Когда я в шесть выходил из института, сверкали стекла в витринах, никелированные бамперы машин, на шумных с большим движением улицах выхлопные газы, гарь забивали все доступные запахи весны. Я шел в толпе прохожих и был один на один со своими мыслями. Поэтому, наверное, я не сразу заметил, что в городе что-то изменилось: стало сумрачно и вроде бы прохладнее, сверху пришел негромкий добродушный грохот, будто кто-то огромный в тяжелых башмаках пробежал по железной крыше. В лицо неожиданно ударил упругий свежий ветер, в домах захлопали открытые форточки. То ли произошел перепад давления, то ли еще какое-нибудь странное атмосферное явление, только я вдруг оказался будто в вакууме: не слышно ни звука, движение вокруг замедлилось, машины на проезжей части смазались, расплылись… И тут же все кончилось: в уши ворвался оглушительный грохот, на квадратных стеклах современного железобетонного здания полыхнуло зеленоватым светом, в следующую секунду по голове, плечам защелкали редкие крупные капли.

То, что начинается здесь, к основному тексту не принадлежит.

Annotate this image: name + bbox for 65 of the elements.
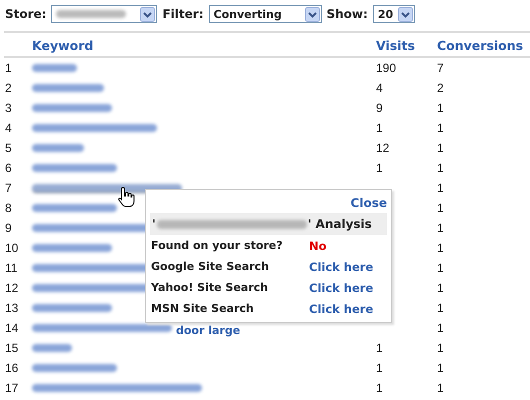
conversions-cell: 1 <box>437 181 444 195</box>
rank-number: 2 <box>5 81 12 95</box>
conversions-cell: 1 <box>437 361 444 375</box>
column-header[interactable]: Visits <box>376 38 415 52</box>
analysis-label: MSN Site Search <box>151 302 255 315</box>
rank-number: 17 <box>5 381 18 395</box>
search-link[interactable]: Click here <box>309 302 374 316</box>
analysis-label: Found on your store? <box>151 239 284 252</box>
rank-number: 11 <box>5 261 18 275</box>
column-header[interactable]: Conversions <box>437 38 524 52</box>
visits-cell: 190 <box>376 61 396 75</box>
rank-number: 1 <box>5 61 12 75</box>
rank-number: 10 <box>5 241 18 255</box>
show-label: Show: <box>326 7 368 21</box>
rank-number: 13 <box>5 301 18 315</box>
visits-cell: 12 <box>376 141 390 155</box>
conversions-cell: 1 <box>437 241 444 255</box>
quote-mark: ' <box>152 217 156 231</box>
search-link[interactable]: Click here <box>309 280 374 294</box>
conversions-cell: 1 <box>437 201 444 215</box>
search-link[interactable]: Click here <box>309 260 374 274</box>
analysis-label: Google Site Search <box>151 260 270 273</box>
visits-cell: 9 <box>376 101 383 115</box>
conversions-cell: 1 <box>437 341 444 355</box>
keyword-link[interactable]: door large <box>176 324 240 336</box>
conversions-cell: 1 <box>437 141 444 155</box>
conversions-cell: 1 <box>437 301 444 315</box>
conversions-cell: 2 <box>437 81 444 95</box>
visits-cell: 1 <box>376 341 383 355</box>
rank-number: 7 <box>5 181 12 195</box>
rank-number: 9 <box>5 221 12 235</box>
popup-title: ' Analysis <box>308 217 372 231</box>
conversions-cell: 1 <box>437 321 444 335</box>
rank-number: 14 <box>5 321 18 335</box>
rank-number: 4 <box>5 121 12 135</box>
store-select[interactable] <box>51 5 158 23</box>
rank-number: 8 <box>5 201 12 215</box>
conversions-cell: 1 <box>437 261 444 275</box>
status-value: No <box>309 238 327 252</box>
conversions-cell: 7 <box>437 61 444 75</box>
visits-cell: 1 <box>376 121 383 135</box>
visits-cell: 1 <box>376 161 383 175</box>
rank-number: 12 <box>5 281 18 295</box>
conversions-cell: 1 <box>437 381 444 395</box>
rank-number: 3 <box>5 101 12 115</box>
conversions-cell: 1 <box>437 281 444 295</box>
rank-number: 16 <box>5 361 18 375</box>
column-header[interactable]: Keyword <box>32 38 94 52</box>
show-select[interactable]: 20 <box>372 5 415 23</box>
rank-number: 15 <box>5 341 18 355</box>
filter-label: Filter: <box>162 7 204 21</box>
visits-cell: 4 <box>376 81 383 95</box>
store-label: Store: <box>5 7 46 21</box>
conversions-cell: 1 <box>437 221 444 235</box>
visits-cell: 1 <box>376 381 383 395</box>
close-link[interactable]: Close <box>350 196 387 210</box>
conversions-cell: 1 <box>437 121 444 135</box>
conversions-cell: 1 <box>437 101 444 115</box>
rank-number: 6 <box>5 161 12 175</box>
hand-cursor-icon <box>118 186 135 208</box>
analysis-label: Yahoo! Site Search <box>151 281 269 294</box>
rank-number: 5 <box>5 141 12 155</box>
conversions-cell: 1 <box>437 161 444 175</box>
filter-select[interactable]: Converting <box>208 5 322 23</box>
visits-cell: 1 <box>376 361 383 375</box>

Первый весенний гром с молнией. Грохот не умолкал, капли растягивались перед моим лицом в длинные серебристые пунктирные нити, асфальт под ногами потемнел, на нем заплясали серебристые на тоненьких ножках фонтанчики. Все кругом наполнилось дробным мелодичным гулом, это капли ударялись в крыши зданий, верх автомашин и троллейбусов, в заблестевшие стекла. Ожили, закашляли, прочищая цинковое горло, водосточные трубы. Мне даже показалось, что я заметил, как зашевелились на стыках колена. Широкий раструб, распахнувший белую пасть у самого тротуара, вдруг закряхтел, поднатужился и с характерным звуком выплюнул под ноги прохожих струю воды, перемешанную со съежившимися, ржавыми прошлогодними листьями.

Люди бросились в парадные, распахнутые двери магазинов, под навесы и арки. Древний стадный инстинкт живет в каждом из нас, ноги сами понесли меня в парадную, где уже толпились люди с мокрыми волосами, но я усилием воли сдержал этот порыв, гордо зашагал под взглядами горожан по тротуару. Дождь хлестал мне в лицо, рубашка прилипла к плечам и спине — пиджак я свернул шелковой подкладкой наверх и засунул под мышку, — с волос скатывались по щекам и подбородку холодные бодрящие капли. Пришла в голову мысль стащить башмаки и, перекинув их на связанных шнурках через плечо, зашлепать босиком по лужам, как в далеком детстве…

Первый настоящий летний дождь с громом и молнией гремел в Ленинграде. Я глубоко вдыхал свежий ветер, губы мои помимо воли складывались в улыбку, туфли разбрызгивали мелкие лужи на тротуаре. Навстречу попалась девушка со слипшимися длинными волосами. Она тоже улыбалась, выставляла вперед ладони, собирая в пригоршни дождь, а над головой раскатисто грохотал гром, зеленые вспышки одна за другой отражались и отскакивали от стекол витрин, деревья в сквере протягивали к небу корявые ветви с заблестевшими листьями. Еще просили дождя.